D’ailleurs, le pire a un nom : Les Trolls. Des internautes (payés ou non) qui commentent violemment n’importe quel sujet (des marques aux hommes politiques) à coup d’insultes et d’incivilités en tous genres. Nous l’avons vu, la nature pulsionnelle de la conversation digitale a pour effet de déstructurer (voire détruire) l’argumentation au profit d’analogies (où l’on manie les images et les phrases toutes prêtes). Lesquelles peuvent s’avérer extrêmes et surtout très loin d’un quelconque débat idéologique. L’intervention des Trolls se caractérise d’ailleurs par l’utilisation de sophismes, qui, relevés par la brièveté des messages, empêchent toutes formes de réflexions. On appelle cela le «thought-terminating cliché» signifiant littéralement un poncif bloquant la réflexion. Ce procédé rhétorique (légèrement manipulatoire) est notamment utilisé pour souder une société, un groupe militant ou une communauté religieuse.

Autre phénomène étrange à souligner : Plus une conversation est longue et avec beaucoup de participants, plus elle a de chances de mal tourner. Le point Godwin l’illustre. La montée de critiques et l’échauffement d’une mauvaise argumentation peuvent conduire à ce point G où la référence à Hitler, au nazisme entre par exemple en ligne de compte de manière totalement inappropriée. Les exemples sont nombreux et le glissement sémantique facile. Rien de tel pour s’en prémunir que de border vos messages et de modérer la conversation. Après tout, c’est vous qui l’avez commencé. Et dans les cas plus extrêmes, un blocage et la suppression pure et simple de leurs messages ne vous fera pas passer pour autant pour des censeurs.

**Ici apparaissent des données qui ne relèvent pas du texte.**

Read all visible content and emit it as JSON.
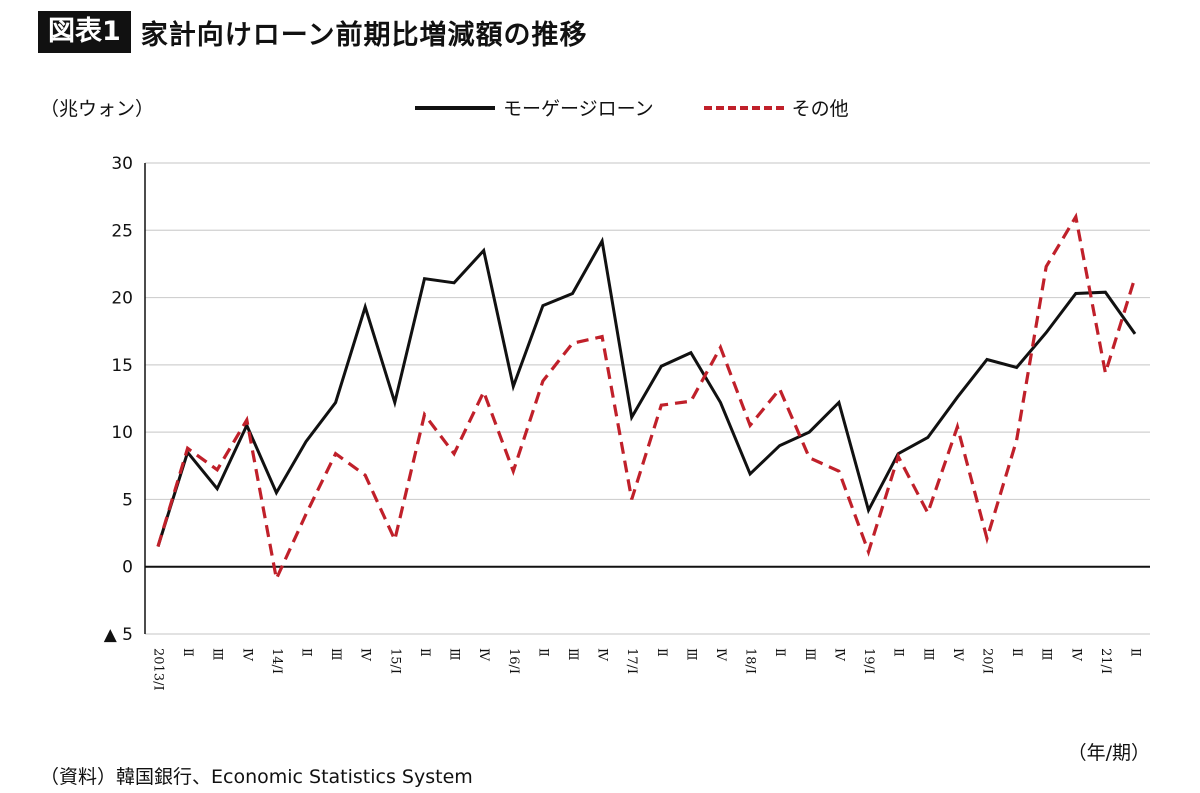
{
  "title": {
    "badge": "図表1",
    "text": "家計向けローン前期比増減額の推移"
  },
  "unit_label": "（兆ウォン）",
  "x_unit_label": "（年/期）",
  "source": "（資料）韓国銀行、Economic Statistics System",
  "colors": {
    "mortgage": "#111111",
    "other": "#c0202a",
    "grid": "#d0d0d0"
  },
  "chart_data": {
    "type": "line",
    "title": "家計向けローン前期比増減額の推移",
    "ylabel": "（兆ウォン）",
    "xlabel": "（年/期）",
    "ylim": [
      -5,
      30
    ],
    "yticks": [
      30,
      25,
      20,
      15,
      10,
      5,
      0,
      -5
    ],
    "ytick_labels": [
      "30",
      "25",
      "20",
      "15",
      "10",
      "5",
      "0",
      "▲ 5"
    ],
    "grid": true,
    "legend_position": "top-center",
    "categories": [
      "2013/Ⅰ",
      "Ⅱ",
      "Ⅲ",
      "Ⅳ",
      "14/Ⅰ",
      "Ⅱ",
      "Ⅲ",
      "Ⅳ",
      "15/Ⅰ",
      "Ⅱ",
      "Ⅲ",
      "Ⅳ",
      "16/Ⅰ",
      "Ⅱ",
      "Ⅲ",
      "Ⅳ",
      "17/Ⅰ",
      "Ⅱ",
      "Ⅲ",
      "Ⅳ",
      "18/Ⅰ",
      "Ⅱ",
      "Ⅲ",
      "Ⅳ",
      "19/Ⅰ",
      "Ⅱ",
      "Ⅲ",
      "Ⅳ",
      "20/Ⅰ",
      "Ⅱ",
      "Ⅲ",
      "Ⅳ",
      "21/Ⅰ",
      "Ⅱ"
    ],
    "series": [
      {
        "name": "モーゲージローン",
        "style": "solid",
        "values": [
          1.5,
          8.5,
          5.8,
          10.5,
          5.5,
          9.3,
          12.2,
          19.3,
          12.2,
          21.4,
          21.1,
          23.5,
          13.4,
          19.4,
          20.3,
          24.2,
          11.1,
          14.9,
          15.9,
          12.2,
          6.9,
          9.0,
          10.0,
          12.2,
          4.2,
          8.4,
          9.6,
          12.6,
          15.4,
          14.8,
          17.4,
          20.3,
          20.4,
          17.3
        ]
      },
      {
        "name": "その他",
        "style": "dashed",
        "values": [
          1.5,
          8.8,
          7.2,
          10.9,
          -0.9,
          3.9,
          8.4,
          6.8,
          2.0,
          11.3,
          8.4,
          13.0,
          7.1,
          13.8,
          16.6,
          17.1,
          5.0,
          12.0,
          12.3,
          16.3,
          10.5,
          13.2,
          8.1,
          7.1,
          1.1,
          8.2,
          4.0,
          10.4,
          2.1,
          9.4,
          22.3,
          26.0,
          14.4,
          21.5
        ]
      }
    ]
  }
}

Utiliser les médias sociaux aujourd’hui demande plus que jamais d’être bien au clair avec le message que vous avez à faire passer. Votre parole d’entreprise, comme celle de chacun, a une portée politique (dans tous les sens du terme) que vous ne pouvez pas ignorer. Et à l’ère de la conversation digitale, toutes les voix qui s’élèvent sur le net sont autant de stakeholders à prendre en compte. Ignorer cet aspect vous expose à des retours de bâton potentiellement préjudiciables.

 

7 conseils de modération :

  • Etre irréprochable (La base)
  • Avoir une stratégie de contenu maitrisée, qui anticipe les sujets sensibles et crises de réputation potentielles
  • Bien border votre message initial (« Si vous cédez sur les mots, vous cédez sur les choses » disait Freud)
  • Répondre aux messages en prenant soin d’apporter un argumentaire objectif et concret
  • Rédiger et mettre à disposition une charte (Usez sans modération des principes de la rhétorique et des beautés de l’argumentation, ça ne fait de mal à personne – Ex. Schopenhauer, Hegel, Aristote…)
  • Engager des CM et modérateurs conscients et cultivés (pas des stagiaires hein !) > 80% de crises médiatiques ou sociales proviennent d’une méconnaissance de la culture de l’entreprise et des sujets qui l’environnent.
  • Faire preuve de Fair Play. Internet est un hémicycle démocratique à haute tension, vous n’y couperez pas

 

 

http://www.goldenmoustache.com/pourquoi-jai-quitte-facebook-16054/

Noémie Dié – Chef de projet digital

@Noemiedie

1 Commentaire

  1. Bonjour,
    votre article est très intéressant (bien que je trouve le texte pas trop simple à comprendre, vous devez avoir un background universitaire lié à la linguistique ^^; désolée si je me trompe ) .
    Il a attiré mon attention car je travaille beaucoup avec les administrateurs des forums créés sur le service Forumactif et nous avons régulièrement affaire à cette problèmatique-là (et oui ! ce n’est pas uniquement les community managers et les chefs d’entreprises qui peuvent être intéressés par cette question!! ). J’ai trouvé votre discours et vos conseils très pertinents, merci!